Standards refer to conventions and rules, usually defined by a responsible organisation.
In computing, there are various types of standards in relation to software and hardware:
Proprietary standards: these are standards owned by a company (such as Apple’s lightning port which is exclusively owned and implicated on Apple products). They ensure compatibility between all of the company’s products so that they all feel and look familiar to that particular company and work in a known manner
Industry standards: these are agreed upon standards across the computing industry which allow a lot of hardware to be compatible and are recognised by everyone. An example of this is the USB port in which companies do not have to pay for the rights to access and use this standard but it allows various products to be compatible it is used throughout the industry.
De facto standards: these are standards that are the most commonly used by the market, becoming often the most-popular and heavily used. These are unofficial but due to their widespread usage become the primary choice for many consumers. An example of this is the QWERTY keyboard. It isn’t a de jure standard but is preferable for use by many; less popular alternatives such as non-QWERTY keyboards like the "ABC" or "dvorak" keyboard exist, but are less favourable due to their lack us usage.
De jure standards: de jure- meaning ’by-law’- are de-facto standards that have become so popular that they have been universally accepted and adhered to or otherwise the product will not work. A key example of this is HTML which started as a de-facto standard for creating websites however due to its global use it became a standard that is impossible not to use.

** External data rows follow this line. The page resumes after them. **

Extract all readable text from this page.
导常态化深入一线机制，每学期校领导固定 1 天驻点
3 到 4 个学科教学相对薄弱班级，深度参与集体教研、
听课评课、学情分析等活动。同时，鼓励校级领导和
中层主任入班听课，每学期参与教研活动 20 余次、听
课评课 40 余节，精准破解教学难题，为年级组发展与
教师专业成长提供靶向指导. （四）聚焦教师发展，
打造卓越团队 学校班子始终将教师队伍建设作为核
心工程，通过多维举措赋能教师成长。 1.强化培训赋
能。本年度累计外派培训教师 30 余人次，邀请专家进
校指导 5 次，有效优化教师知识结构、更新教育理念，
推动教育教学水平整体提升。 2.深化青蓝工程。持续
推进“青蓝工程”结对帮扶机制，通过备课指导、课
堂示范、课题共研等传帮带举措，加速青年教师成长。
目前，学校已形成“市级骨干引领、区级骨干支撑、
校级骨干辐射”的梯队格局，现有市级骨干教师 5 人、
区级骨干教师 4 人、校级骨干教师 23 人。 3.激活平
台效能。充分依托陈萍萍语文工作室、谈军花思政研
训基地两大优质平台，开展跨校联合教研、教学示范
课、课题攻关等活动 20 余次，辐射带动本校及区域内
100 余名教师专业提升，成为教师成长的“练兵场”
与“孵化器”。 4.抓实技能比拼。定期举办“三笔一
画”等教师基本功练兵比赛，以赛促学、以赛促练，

Open standards: these are standards that are publically available and aren't dominated by any one interest group as they are usually available for free of charge or at a minimal cost. They are also sufficiently documented so that other developers can use them easily. This ensures that resources are not dependent on a particular hardware platform or a single application. In addition, the source code is in the public domain so that anyone with experience and time can make changes; examples include HTTP, HTML, TCP/IP and SQL.
Advantages of standards:
Allows for compatibility between devices that use the same standards.
Following a standard minimises risk for the company as they know their equipment will work with other producers.
They provide a known level of quality.
Can save money in the development stage because there is no need to research and develop other methods.
Disadvantages of standards:
A de-facto standard comes about usually by one dominant company in a sector setting out what they want to do so the de-facto standard may not be the best technical solution and may cause problems.
It can take years for the de-jure standards to be agreed upon through various committees and organisation.
The standards can quickly come out of date and it takes a lot of time to update them.